We can’t possibly extract the value of all this data manually.

What’s Difficult About Leveraging AI In Biopharma?

Clearly, the data is there for the taking, and its volumes are growing exponentially. The current challenge lies in developing purpose-specific tools to process it all. Chances are, there’s not an off-the-shelf app available for the data experiments you want to conduct. You’re not going to buy a plug & play drug discovery download from Oracle and wake up to a hit list of potential matches to send to the wet lab tomorrow morning.

Yet, it’s algorithmic software that’s responsible for the intelligence in AI. Those algorithms, written by a human, execute the host of intricate data computations that mimic human problem solving. Importantly, the software logs its findings and applies what it’s stored to continually refine the algorithm as it contemplates new data, with minimal intervention. That’s what we refer to as machine learning.
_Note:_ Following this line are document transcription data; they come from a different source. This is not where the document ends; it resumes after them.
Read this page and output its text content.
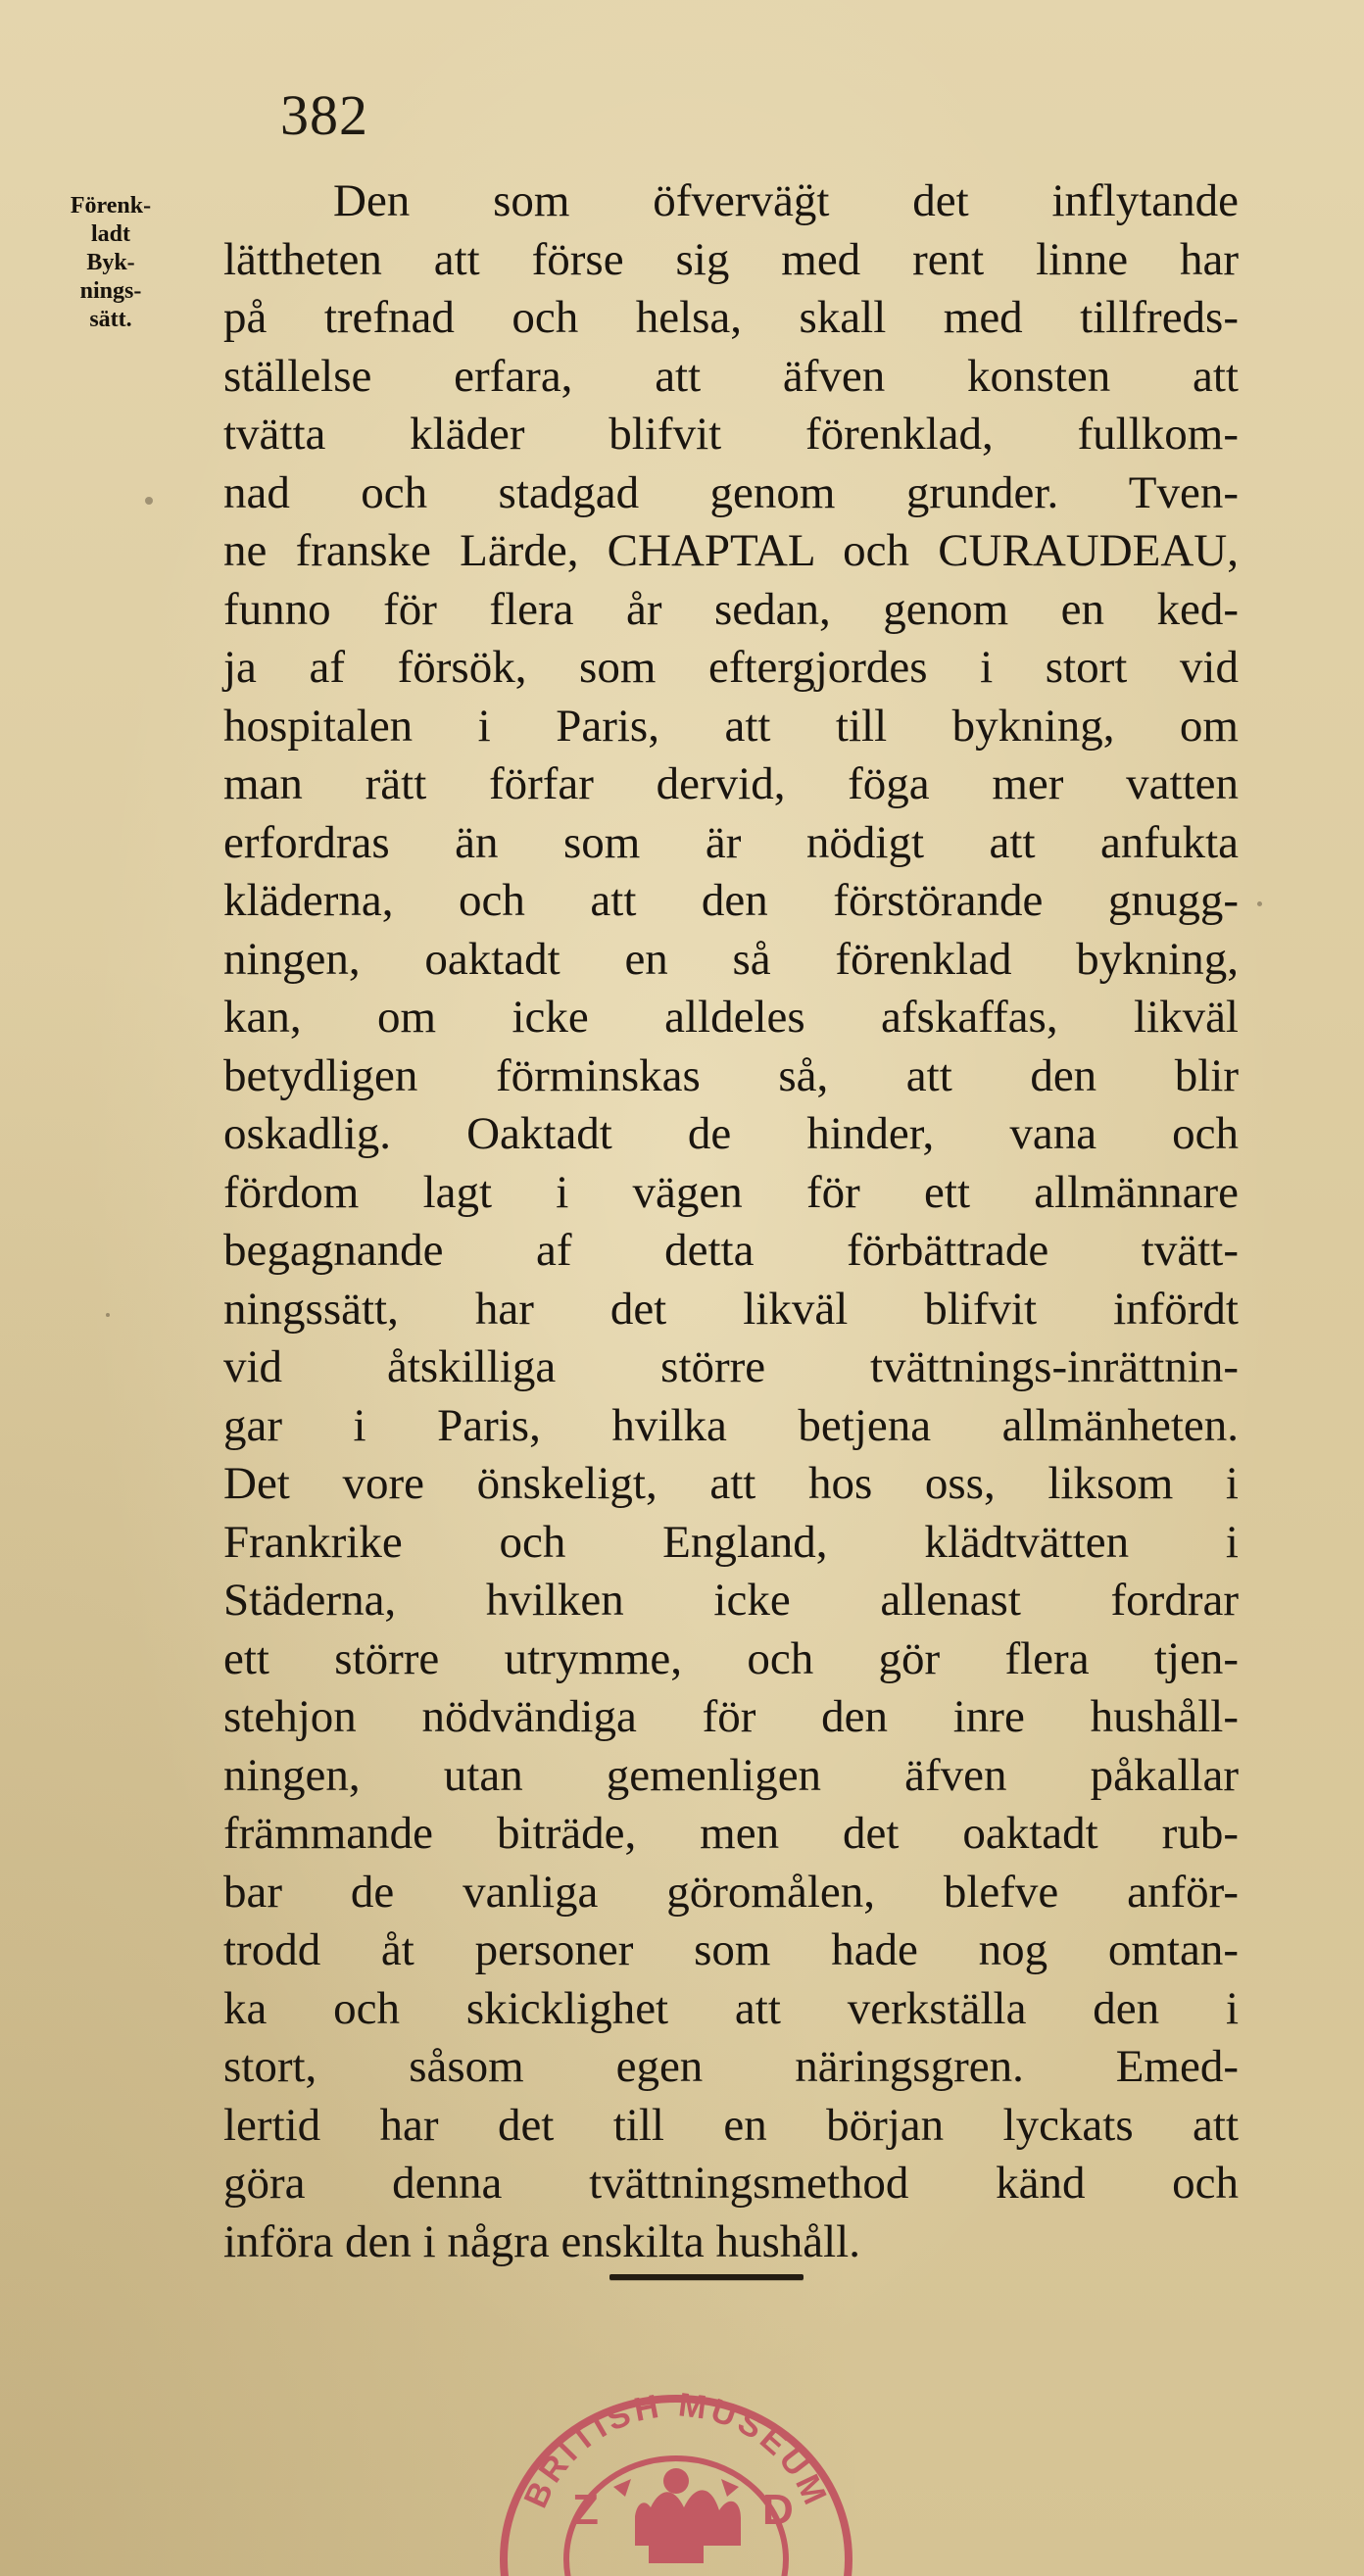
382
Förenk-
ladt
Byk-
nings-
sätt.
Den som öfverväg̈t det inflytande
lättheten att förse sig med rent linne har
på trefnad och helsa, skall med tillfreds-
ställelse erfara, att äfven konsten att
tvätta kläder blifvit förenklad, fullkom-
nad och stadgad genom grunder. Tven-
ne franske Lärde, CHAPTAL och CURAUDEAU,
funno för flera år sedan, genom en ked-
ja af försök, som eftergjordes i stort vid
hospitalen i Paris, att till bykning, om
man rätt förfar dervid, föga mer vatten
erfordras än som är nödigt att anfukta
kläderna, och att den förstörande gnugg-
ningen, oaktadt en så förenklad bykning,
kan, om icke alldeles afskaffas, likväl
betydligen förminskas så, att den blir
oskadlig. Oaktadt de hinder, vana och
fördom lagt i vägen för ett allmännare
begagnande af detta förbättrade tvätt-
ningssätt, har det likväl blifvit infördt
vid åtskilliga större tvättnings-inrättnin-
gar i Paris, hvilka betjena allmänheten.
Det vore önskeligt, att hos oss, liksom i
Frankrike och England, klädtvätten i
Städerna, hvilken icke allenast fordrar
ett större utrymme, och gör flera tjen-
stehjon nödvändiga för den inre hushåll-
ningen, utan gemenligen äfven påkallar
främmande biträde, men det oaktadt rub-
bar de vanliga göromålen, blefve anför-
trodd åt personer som hade nog omtan-
ka och skicklighet att verkställa den i
stort, såsom egen näringsgren. Emed-
lertid har det till en början lyckats att
göra denna tvättningsmethod känd och
införa den i några enskilta hushåll.
BRITISH MUSEUM
Z	D
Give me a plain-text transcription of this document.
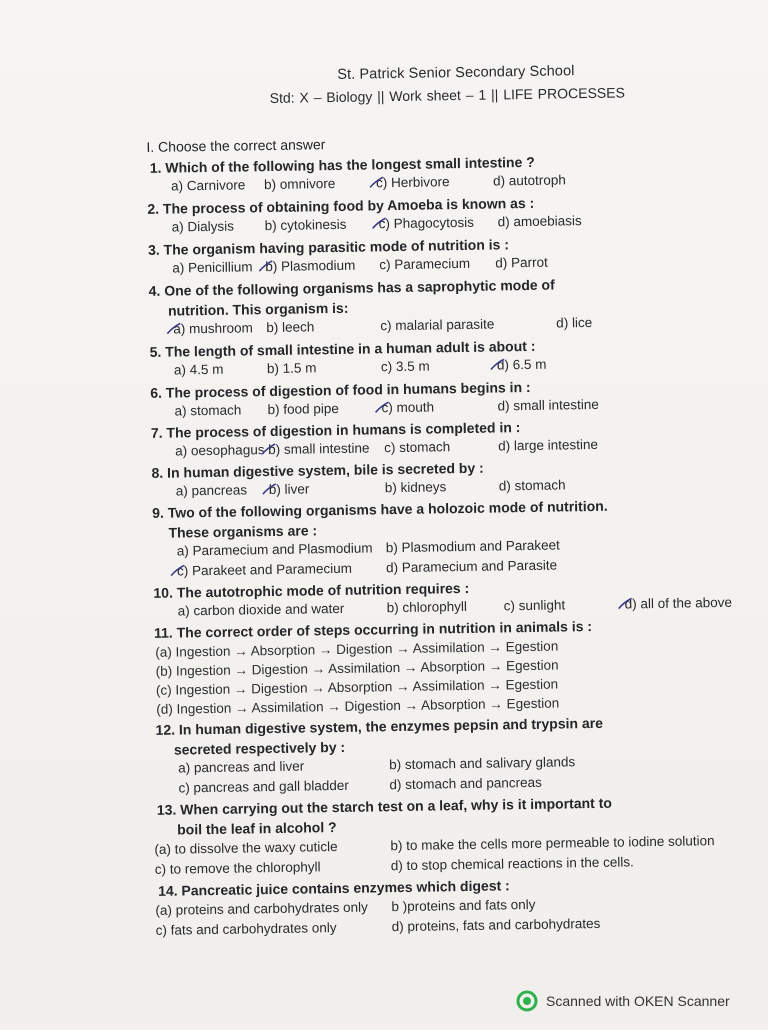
St. Patrick Senior Secondary School
Std: X – Biology || Work sheet – 1 || LIFE PROCESSES
I. Choose the correct answer
1. Which of the following has the longest small intestine ?
a) Carnivore b) omnivore	c) Herbivore	d) autotroph
2. The process of obtaining food by Amoeba is known as :
a) Dialysis b) cytokinesis c) Phagocytosis d) amoebiasis
3. The organism having parasitic mode of nutrition is :
a) Penicillium b) Plasmodium c) Paramecium d) Parrot
4. One of the following organisms has a saprophytic mode of
nutrition. This organism is:
a) mushroom b) leech	c) malarial parasite	d) lice
5. The length of small intestine in a human adult is about :
a) 4.5 m	b) 1.5 m	c) 3.5 m	d) 6.5 m
6. The process of digestion of food in humans begins in :
a) stomach b) food pipe	c) mouth	d) small intestine
7. The process of digestion in humans is completed in :
a) oesophagus b) small intestine c) stomach	d) large intestine
8. In human digestive system, bile is secreted by :
a) pancreas b) liver	b) kidneys	d) stomach
9. Two of the following organisms have a holozoic mode of nutrition.
These organisms are :
a) Paramecium and Plasmodium b) Plasmodium and Parakeet
c) Parakeet and Paramecium	d) Paramecium and Parasite
10. The autotrophic mode of nutrition requires :
a) carbon dioxide and water	b) chlorophyll	c) sunlight	d) all of the above
11. The correct order of steps occurring in nutrition in animals is :
(a) Ingestion → Absorption → Digestion → Assimilation → Egestion
(b) Ingestion → Digestion → Assimilation → Absorption → Egestion
(c) Ingestion → Digestion → Absorption → Assimilation → Egestion
(d) Ingestion → Assimilation → Digestion → Absorption → Egestion
12. In human digestive system, the enzymes pepsin and trypsin are
secreted respectively by :
a) pancreas and liver	b) stomach and salivary glands
c) pancreas and gall bladder	d) stomach and pancreas
13. When carrying out the starch test on a leaf, why is it important to
boil the leaf in alcohol ?
(a) to dissolve the waxy cuticle	b) to make the cells more permeable to iodine solution
c) to remove the chlorophyll	d) to stop chemical reactions in the cells.
14. Pancreatic juice contains enzymes which digest :
(a) proteins and carbohydrates only b )proteins and fats only
c) fats and carbohydrates only	d) proteins, fats and carbohydrates
Scanned with OKEN Scanner
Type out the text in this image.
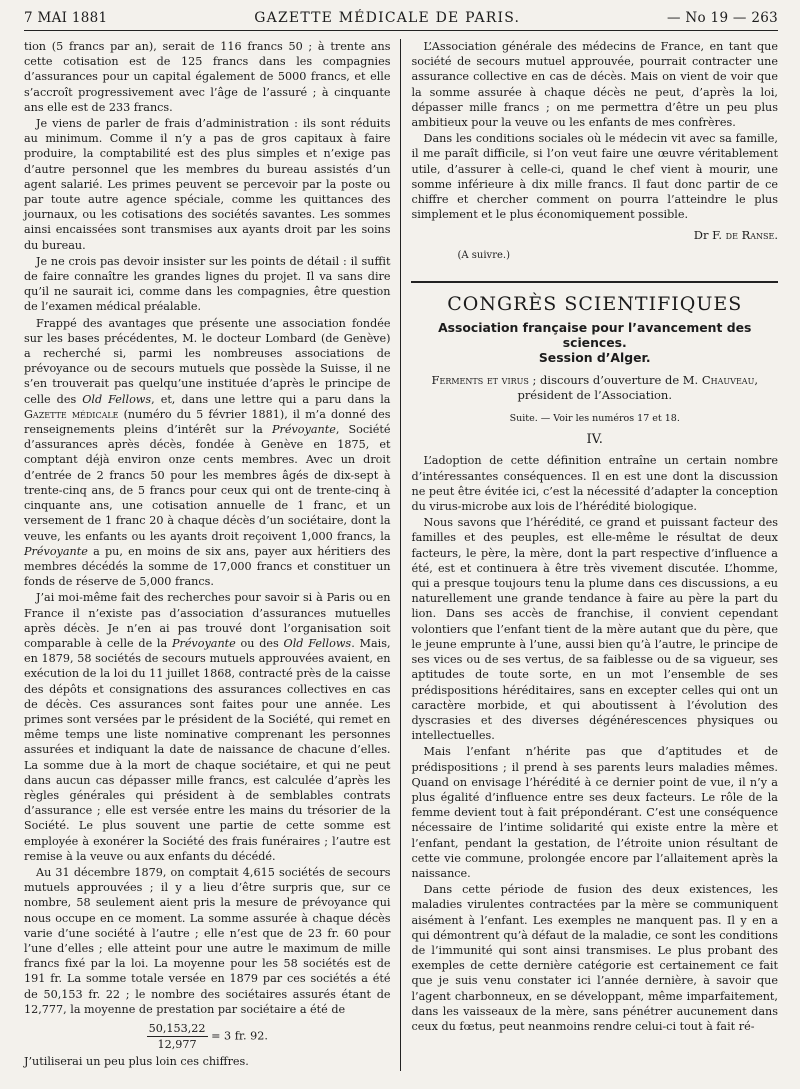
7 MAI 1881	GAZETTE MÉDICALE DE PARIS.	— No 19 — 263

tion (5 francs par an), serait de 116 francs 50 ; à trente ans cette cotisation est de 125 francs dans les compagnies d’assurances pour un capital également de 5000 francs, et elle s’accroît progressivement avec l’âge de l’assuré ; à cinquante ans elle est de 233 francs.

Je viens de parler de frais d’administration : ils sont réduits au minimum. Comme il n’y a pas de gros capitaux à faire produire, la comptabilité est des plus simples et n’exige pas d’autre personnel que les membres du bureau assistés d’un agent salarié. Les primes peuvent se percevoir par la poste ou par toute autre agence spéciale, comme les quittances des journaux, ou les cotisations des sociétés savantes. Les sommes ainsi encaissées sont transmises aux ayants droit par les soins du bureau.

Je ne crois pas devoir insister sur les points de détail : il suffit de faire connaître les grandes lignes du projet. Il va sans dire qu’il ne saurait ici, comme dans les compagnies, être question de l’examen médical préalable.

Frappé des avantages que présente une association fondée sur les bases précédentes, M. le docteur Lombard (de Genève) a recherché si, parmi les nombreuses associations de prévoyance ou de secours mutuels que possède la Suisse, il ne s’en trouverait pas quelqu’une instituée d’après le principe de celle des Old Fellows, et, dans une lettre qui a paru dans la Gazette médicale (numéro du 5 février 1881), il m’a donné des renseignements pleins d’intérêt sur la Prévoyante, Société d’assurances après décès, fondée à Genève en 1875, et comptant déjà environ onze cents membres. Avec un droit d’entrée de 2 francs 50 pour les membres âgés de dix-sept à trente-cinq ans, de 5 francs pour ceux qui ont de trente-cinq à cinquante ans, une cotisation annuelle de 1 franc, et un versement de 1 franc 20 à chaque décès d’un sociétaire, dont la veuve, les enfants ou les ayants droit reçoivent 1,000 francs, la Prévoyante a pu, en moins de six ans, payer aux héritiers des membres décédés la somme de 17,000 francs et constituer un fonds de réserve de 5,000 francs.

J’ai moi-même fait des recherches pour savoir si à Paris ou en France il n’existe pas d’association d’assurances mutuelles après décès. Je n’en ai pas trouvé dont l’organisation soit comparable à celle de la Prévoyante ou des Old Fellows. Mais, en 1879, 58 sociétés de secours mutuels approuvées avaient, en exécution de la loi du 11 juillet 1868, contracté près de la caisse des dépôts et consignations des assurances collectives en cas de décès. Ces assurances sont faites pour une année. Les primes sont versées par le président de la Société, qui remet en même temps une liste nominative comprenant les personnes assurées et indiquant la date de naissance de chacune d’elles. La somme due à la mort de chaque sociétaire, et qui ne peut dans aucun cas dépasser mille francs, est calculée d’après les règles générales qui président à de semblables contrats d’assurance ; elle est versée entre les mains du trésorier de la Société. Le plus souvent une partie de cette somme est employée à exonérer la Société des frais funéraires ; l’autre est remise à la veuve ou aux enfants du décédé.

Au 31 décembre 1879, on comptait 4,615 sociétés de secours mutuels approuvées ; il y a lieu d’être surpris que, sur ce nombre, 58 seulement aient pris la mesure de prévoyance qui nous occupe en ce moment. La somme assurée à chaque décès varie d’une société à l’autre ; elle n’est que de 23 fr. 60 pour l’une d’elles ; elle atteint pour une autre le maximum de mille francs fixé par la loi. La moyenne pour les 58 sociétés est de 191 fr. La somme totale versée en 1879 par ces sociétés a été de 50,153 fr. 22 ; le nombre des sociétaires assurés étant de 12,777, la moyenne de prestation par sociétaire a été de

$\frac{50,153,22}{12,977} = 3$ fr. 92.

J’utiliserai un peu plus loin ces chiffres.

L’Association générale des médecins de France, en tant que société de secours mutuel approuvée, pourrait contracter une assurance collective en cas de décès. Mais on vient de voir que la somme assurée à chaque décès ne peut, d’après la loi, dépasser mille francs ; on me permettra d’être un peu plus ambitieux pour la veuve ou les enfants de mes confrères.

Dans les conditions sociales où le médecin vit avec sa famille, il me paraît difficile, si l’on veut faire une œuvre véritablement utile, d’assurer à celle-ci, quand le chef vient à mourir, une somme inférieure à dix mille francs. Il faut donc partir de ce chiffre et chercher comment on pourra l’atteindre le plus simplement et le plus économiquement possible.

Dr F. de Ranse.
(A suivre.)
CONGRÈS SCIENTIFIQUES
Association française pour l’avancement des sciences.
Session d’Alger.
Ferments et virus ; discours d’ouverture de M. Chauveau,
président de l’Association.
Suite. — Voir les numéros 17 et 18.
IV.

L’adoption de cette définition entraîne un certain nombre d’intéressantes conséquences. Il en est une dont la discussion ne peut être évitée ici, c’est la nécessité d’adapter la conception du virus-microbe aux lois de l’hérédité biologique.

Nous savons que l’hérédité, ce grand et puissant facteur des familles et des peuples, est elle-même le résultat de deux facteurs, le père, la mère, dont la part respective d’influence a été, est et continuera à être très vivement discutée. L’homme, qui a presque toujours tenu la plume dans ces discussions, a eu naturellement une grande tendance à faire au père la part du lion. Dans ses accès de franchise, il convient cependant volontiers que l’enfant tient de la mère autant que du père, que le jeune emprunte à l’une, aussi bien qu’à l’autre, le principe de ses vices ou de ses vertus, de sa faiblesse ou de sa vigueur, ses aptitudes de toute sorte, en un mot l’ensemble de ses prédispositions héréditaires, sans en excepter celles qui ont un caractère morbide, et qui aboutissent à l’évolution des dyscrasies et des diverses dégénérescences physiques ou intellectuelles.

Mais l’enfant n’hérite pas que d’aptitudes et de prédispositions ; il prend à ses parents leurs maladies mêmes. Quand on envisage l’hérédité à ce dernier point de vue, il n’y a plus égalité d’influence entre ses deux facteurs. Le rôle de la femme devient tout à fait prépondérant. C’est une conséquence nécessaire de l’intime solidarité qui existe entre la mère et l’enfant, pendant la gestation, de l’étroite union résultant de cette vie commune, prolongée encore par l’allaitement après la naissance.

Dans cette période de fusion des deux existences, les maladies virulentes contractées par la mère se communiquent aisément à l’enfant. Les exemples ne manquent pas. Il y en a qui démontrent qu’à défaut de la maladie, ce sont les conditions de l’immunité qui sont ainsi transmises. Le plus probant des exemples de cette dernière catégorie est certainement ce fait que je suis venu constater ici l’année dernière, à savoir que l’agent charbonneux, en se développant, même imparfaitement, dans les vaisseaux de la mère, sans pénétrer aucunement dans ceux du fœtus, peut neanmoins rendre celui-ci tout à fait ré-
At this point, most data science minded biopharmas that are leveraging artificial intelligence and machine learning are growing their own applications using either open-source AI software development tools like Google’s TensorFlow, Amazon’s SageMaker Neo (AWS), and Microsoft’s Cognitive Toolkit, or they’re developing on proprietary tools from companies like IBM and Oracle.

What Should You Do Now?

Start with the right people. Agile, AI-enabled biopharma companies like Fountain Therapeutics and NeuBase are processing big data on applications designed and built by in-house programmers and data scientists, whose numbers run parallel to the biologists they both employ.  Says NeuBase chief Dr. Dietrich Stephan, “There’s a compute component to actually identifying a mutant sequence you want to target, and then designing these drugs … Once we have a series of drugs that we've screened with activity data and cytotoxicity data, we apply machine learning to understand the attributes of those drugs and allow us to engineer out the off-target effects to give it the performance we want.”

At Fountain, CEO John Dimos says a combination of cloud-based AWS processing power and on-premises servers are screening drugs 24/7 at a rate of 50,000 compounds per month, which has huge potential implications on the efficiencies of early-stage drug development. “We’re gearing up for the readout of animal studies at the end of this year, and we’re really looking forward to being able to prioritize some of those hits and selecting clinical candidates to move forward in 2021,” he says.

To get to these levels of output, both leaders placed an early emphasis on hiring data scientists and programmers with keen interest in drug development and proceeded to thoroughly integrate those employees with those in the wet lab. No need, however, for you science types to worry that the algorithms those programmers write will code you right out of a career. While a recent study from McKinsey warned that automation will eliminate some 800 million jobs by 2030, biology isn’t one of them. Biologists and related scientists, the report says, face only a 15.6 percent risk of being replaced by automation.

AI and machine learning have cemented their places in the biopharma industry. Bioinformatics and computational biology are now degree programs at several schools, and even before that became the case, there was evidence of the value of information science in biopharma leadership. During the 15 years he worked at Roche before becoming CEO, Severin Schwan worked in informatics. Spark Therapeutics Founder & CEO Jeffrey D. Marrazzo studied systems science & engineering, a close cousin to Information Systems, at UPenn. As biopharma and high tech continue to intersect, the industry becomes more influenced and underwritten by Silicon Valley, which has produced tech leaders-turned-biopharma CEOs like Aldo Carrascoso (high-throughput glycoproteomics, InterVenn), Marc Stapley (population genomics, Helix), Eric Lefkofsky (precision medicine, Tempus), and many, many more. As these leaders move forward with visionary applications for AI and machine learning, the entire industry and the patients it serves are poised to make great progress.